Q: Whats a toads favorite game?
A: It's croak-et!

Q: What do headmasters and bullfrogs have in common?
A: Both have big heads that consist mostly of mouth!

Q: How do toads manage to lay so many eggs?
A: They sit eggsaminations!

Q: How do frogs die?
A: They kermit suicide!

Q: What's a toads favorite flower?
A: A croakus!

Q: What do you get if you cross a toad and a dog?
A: A croaker spaniel!

Q: What do toads drink?
A: Croaka-cola!

Q: What do you get if you cross a toad with a ferry?
A: A hoppercraft!

Q: What do toads drink?
A: Hot croako!

Q: What do you get if cross a science fiction film with a toad?
A: Star Warts!

Q: Why did the tadpole feel lonely?
A: Because he was newt to the area!

Q: Where do toads keep their treasure?
A: In a croak of gold at the end of the rainbow!

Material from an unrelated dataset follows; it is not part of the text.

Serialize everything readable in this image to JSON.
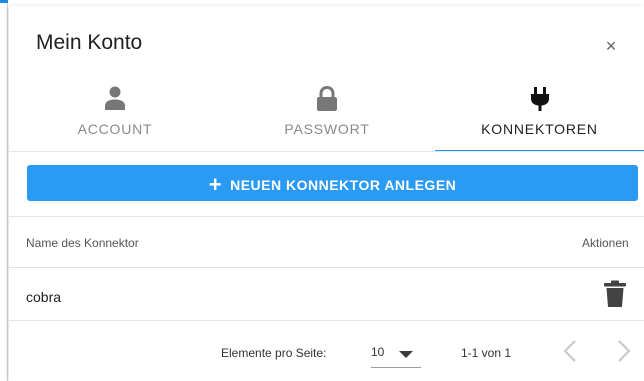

Q: What did the bus conductor say to the toad?
A: Hop on!

Q: What goes dot-dot-croak, dot-dash-croak?
A: Morse toad!

Q: Whats the world weakest animal?
A: A toad, he croaks if you even touch him!

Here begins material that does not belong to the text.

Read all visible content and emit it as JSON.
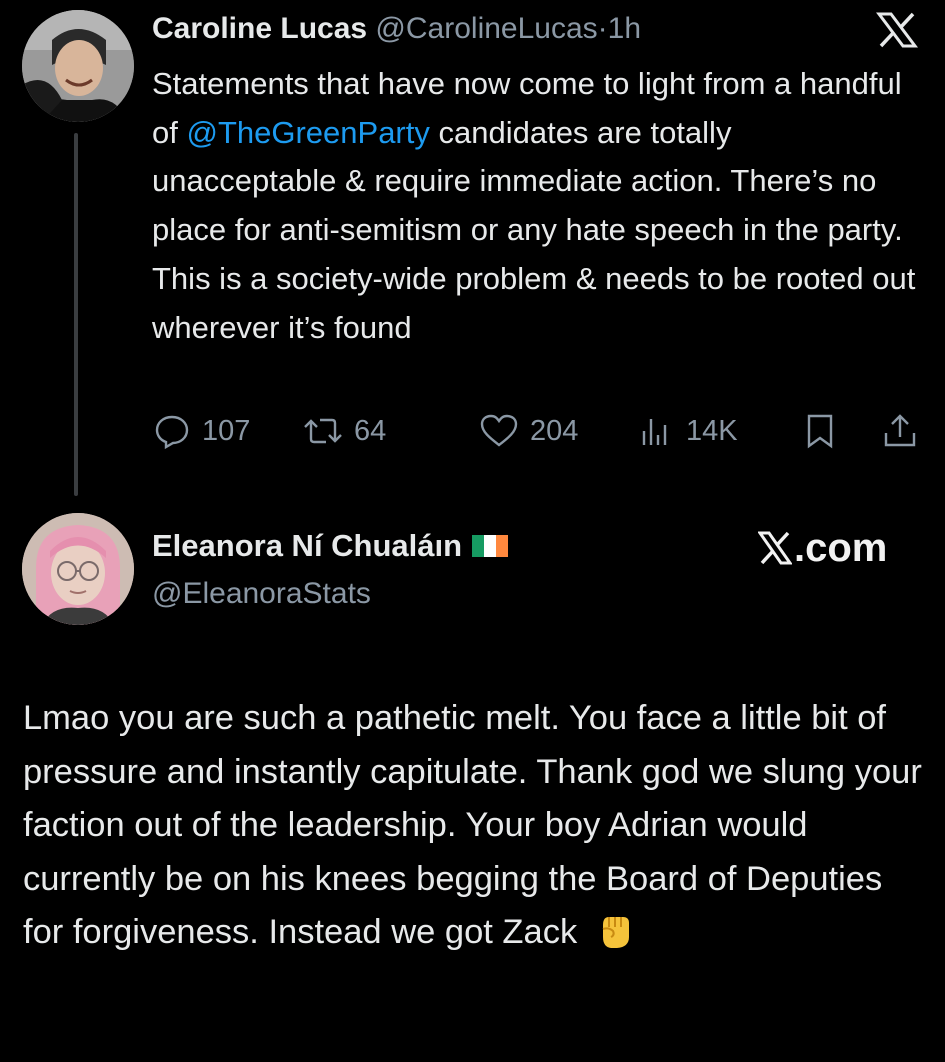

Q: What kind of pole is short and floppy?
A: A tadpole!

Q: What do Scottish toads play?
A: Hop-scotch!

Q: Why did the toad become a lighthouse keeper?
A: He had his own frog horn!

Q: What's a toads favorite sweet?
A: Lollihops!

Q: What do you call a toad spy?
A: A croak and dagger agent!

Q: How did the toad die?
A: He simply croaked!

Q: Where do toads leave their hats and coats?
A: In the croakroom!

Q: What do you say to a hitchhiking toad?
A: Hop in!

Q: What is a toads favorite place to eat?
A: ihop!

What happens when frogs park illegally?
They get toad!

Religious Cowboy

The devout cowboy lost his favorite Bible while he was mending fences out on the range.
Three weeks later, a toad walked up to him carrying the Bible in its mouth.
The cowboy couldn't believe his eyes.
He took the precious book out of the toad's mouth, raised his eyes heavenward and exclaimed, "It's a miracle!"
"Not really," said the toad. "Your name is written inside the cover."

Nasty Little Boy

A policeman caught a nasty little boy with a bb gun in one hand and a toad in the other.
"Now Listen here," the policeman said,
"Whatever you do to that poor, defenseless creature I shall personally do to you"
"In that case," said the boy.
"I'll kiss it's butt and let it go"

Night of Drinking
A man and his pet toad walk into a bar. It's about 5pm, but they're ready for a good night of drinking.
They start off slowly, watching TV, drinking beer, eating peanuts. As the night goes on they move to mixed drinks, and then shooters, one after the other.
Finally, the bartender says: "Last call."
So, the man says, "One more for me... and one more for my toad."
The bartender sets them up and they shoot them back. Suddenly, the toad falls over dead.
The man throws some money on the bar, puts on his coat and starts to leave.
The bartender, yells: "Hey buddy, you can't just leave that lyin' there."
To which the man replies: "That's not a lion, that's a toad."

Movies
A man in a movie theater notices what looks like a toad sitting next to him.
"Are you a toad?" asked the man, surprised.
"Yes."
"What are you doing at the movies?"
The toad replied, "Well, I liked the book."